You only pay zero tax on Roth conversions to the extent that they are less than the standard deduction and personal exemption ($10k single/$20k married). In your example ($260k pre-tax growing at 8% annually), the earnings in the account each year ($20.8k) are more than enough to max out that space for a married couple. If you leave your $170k of after-tax earnings in a tax-deferred status, that amount will accumulate another $13.6k of tax-deferred earnings each year. So you either have to withdraw more than the earnings each year and pay some tax or stick to the 0% bracket and just let your pre-tax money grow indefinitely. In this case, you would have been better off putting your post-tax funds in a taxable account because you really would pay 0% tax on this $13.6k during retirement.
Having money in a traditional after-tax 401(k) during retirement is almost never a better idea than keeping that money in a taxable account. If you have the after-tax option available, it should only be used as a way to stuff your Roth with more money than you would otherwise be able to contribute. If you're worried about having access to enough money during pre-59˝ retirement, use a taxable account instead so that the earnings are taxed at a lower rate when you sell.
The earnings in the pre-tax account would not outpace the available space for non-taxable Roth conversions, because the standard deduction and personal exemption are increased each year at a rate approximating the inflation rate. (Your numbers incorrectly assume that the annual amount that can be converted tax-free in the Roth pipeline remains constant, unadjusted for inflation, for thirty years.) Cfiresim tells me that historically, during those thirty years this hypothetical married couple would completely exhaust the $260k pre-tax account 83 out of 115 times if we continue to assume a constant 8% return (and 85 out of 115 times if we use actual historical performance) (in either case, using cfiresim's default settings for the other variables, including a 75/25 stock/bond allocation). This couple is going to need to access the $170k of after-tax earnings in tax-deferred status during those thirty years too.
Are we using inflation in this scenario or not? I figured we were ignoring it because of the assumption of constant $17.5k/$34.5k contributions to the 401(k) (these limits are indexed to inflation as well). But if we're ignoring inflation, 8% return on investments is a bit higher than I would assume, so I concede that the earnings on the pre-tax account would probably not actually be higher than the 0% tax bracket most years for a married couple.
I will also concede that the couple in your example would probably be better off leaving their money in their after-tax 401(k) than converting to Roth. They would even be better off doing this than having the money in a taxable account because they wouldn't need to pay tax on dividends/capital gains during their working years.
However, I would also argue that this is pretty much the most extreme possible scenario.

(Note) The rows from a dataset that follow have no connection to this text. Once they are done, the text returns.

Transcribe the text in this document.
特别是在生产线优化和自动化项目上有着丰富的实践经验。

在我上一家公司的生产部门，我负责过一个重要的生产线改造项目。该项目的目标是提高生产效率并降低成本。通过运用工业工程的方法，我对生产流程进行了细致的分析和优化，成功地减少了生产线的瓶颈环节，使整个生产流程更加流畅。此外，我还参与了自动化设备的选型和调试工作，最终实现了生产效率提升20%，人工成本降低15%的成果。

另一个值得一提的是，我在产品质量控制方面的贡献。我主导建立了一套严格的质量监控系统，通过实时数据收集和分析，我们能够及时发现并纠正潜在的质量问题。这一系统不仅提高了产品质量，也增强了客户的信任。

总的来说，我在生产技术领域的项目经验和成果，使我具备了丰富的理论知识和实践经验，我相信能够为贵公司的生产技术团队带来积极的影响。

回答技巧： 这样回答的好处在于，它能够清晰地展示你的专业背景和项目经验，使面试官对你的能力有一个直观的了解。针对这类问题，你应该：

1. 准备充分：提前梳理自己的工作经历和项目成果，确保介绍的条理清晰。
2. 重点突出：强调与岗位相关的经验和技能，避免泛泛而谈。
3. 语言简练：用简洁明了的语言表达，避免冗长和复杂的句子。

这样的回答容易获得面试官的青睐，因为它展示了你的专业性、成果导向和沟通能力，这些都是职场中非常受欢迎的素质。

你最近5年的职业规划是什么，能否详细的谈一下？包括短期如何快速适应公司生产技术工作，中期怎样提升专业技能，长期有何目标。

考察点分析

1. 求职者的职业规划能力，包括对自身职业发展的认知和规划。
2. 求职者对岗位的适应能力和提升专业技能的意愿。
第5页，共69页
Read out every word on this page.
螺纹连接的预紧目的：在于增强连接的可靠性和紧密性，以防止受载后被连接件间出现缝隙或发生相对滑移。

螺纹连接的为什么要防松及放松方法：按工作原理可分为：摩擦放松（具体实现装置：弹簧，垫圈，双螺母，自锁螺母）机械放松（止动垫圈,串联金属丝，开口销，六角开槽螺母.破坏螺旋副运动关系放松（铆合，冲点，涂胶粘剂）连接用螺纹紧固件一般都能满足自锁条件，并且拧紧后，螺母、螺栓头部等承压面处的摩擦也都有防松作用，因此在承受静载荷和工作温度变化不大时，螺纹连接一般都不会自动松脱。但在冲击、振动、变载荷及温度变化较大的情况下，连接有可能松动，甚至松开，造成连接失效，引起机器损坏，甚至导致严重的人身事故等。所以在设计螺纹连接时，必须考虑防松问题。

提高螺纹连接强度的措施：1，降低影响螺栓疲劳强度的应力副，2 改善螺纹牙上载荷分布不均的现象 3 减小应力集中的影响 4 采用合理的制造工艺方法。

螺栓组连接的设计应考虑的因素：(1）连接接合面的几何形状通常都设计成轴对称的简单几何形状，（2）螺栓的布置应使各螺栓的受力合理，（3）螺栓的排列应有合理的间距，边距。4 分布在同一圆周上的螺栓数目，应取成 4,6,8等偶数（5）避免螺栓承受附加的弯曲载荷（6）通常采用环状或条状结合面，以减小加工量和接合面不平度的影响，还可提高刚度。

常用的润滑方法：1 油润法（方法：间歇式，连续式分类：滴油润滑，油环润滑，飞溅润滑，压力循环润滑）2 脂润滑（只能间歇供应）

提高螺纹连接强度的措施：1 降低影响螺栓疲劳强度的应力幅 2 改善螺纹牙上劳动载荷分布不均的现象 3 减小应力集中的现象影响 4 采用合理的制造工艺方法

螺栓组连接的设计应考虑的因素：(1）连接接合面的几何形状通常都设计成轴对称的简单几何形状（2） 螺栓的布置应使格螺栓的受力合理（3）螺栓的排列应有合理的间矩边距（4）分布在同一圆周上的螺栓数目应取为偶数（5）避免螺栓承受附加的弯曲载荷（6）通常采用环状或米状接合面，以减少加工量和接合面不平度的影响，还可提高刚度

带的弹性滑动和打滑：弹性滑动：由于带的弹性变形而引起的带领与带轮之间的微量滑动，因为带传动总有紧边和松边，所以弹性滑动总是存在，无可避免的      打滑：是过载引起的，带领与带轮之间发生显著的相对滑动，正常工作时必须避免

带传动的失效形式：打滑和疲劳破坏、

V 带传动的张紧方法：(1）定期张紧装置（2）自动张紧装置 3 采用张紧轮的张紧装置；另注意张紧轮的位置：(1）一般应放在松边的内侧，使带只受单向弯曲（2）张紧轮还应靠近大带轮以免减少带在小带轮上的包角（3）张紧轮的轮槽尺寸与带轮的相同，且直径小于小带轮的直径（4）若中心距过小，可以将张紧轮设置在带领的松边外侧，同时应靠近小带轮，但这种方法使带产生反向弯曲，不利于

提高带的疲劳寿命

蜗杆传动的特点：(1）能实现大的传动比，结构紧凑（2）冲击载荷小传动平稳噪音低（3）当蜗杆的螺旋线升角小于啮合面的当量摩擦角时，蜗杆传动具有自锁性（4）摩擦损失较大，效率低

If the worker had earned any more each year, they would have had some money left over to save in a taxable account, increasing the fraction of their money that isn't earnings on after-tax contributions.
If the worker had earned any less each year, they would have been unable to max out the after-tax 401(k). This would have also increased the fraction of their money that isn't earnings on after-tax contributions.
If the worker had an employer match in their 401(k), they would have more pre-tax money going in there each year, which would have reduced their after-tax contribution limit, which would have also increased the fraction of their money that isn't earnings on after-tax contributions.
If the worker's spouse also worked for a company offering a 401(k), each earning $50k instead of one earning $100k, the couple would have doubled their pre-tax contributions and the after-tax contributions would have been cut roughly in half, which would once again increase the fraction of their money that isn't earnings on after-tax contributions.
Basically any variable you tweak in your scenario increases the probability that the couple would be able to make it to age 59˝ without touching the earnings on their after-tax contributions. There may be many real-life couples who are similar enough to your hypothetical couple that they would benefit from making after-tax 401(k) contributions and not converting them to Roth right away. However, I stand by my statement that this is a sub-optimal strategy for the majority of early retirees. Most would be better off either saving in a taxable account or making after-tax 401(k) contributions and regularly converting them to Roth.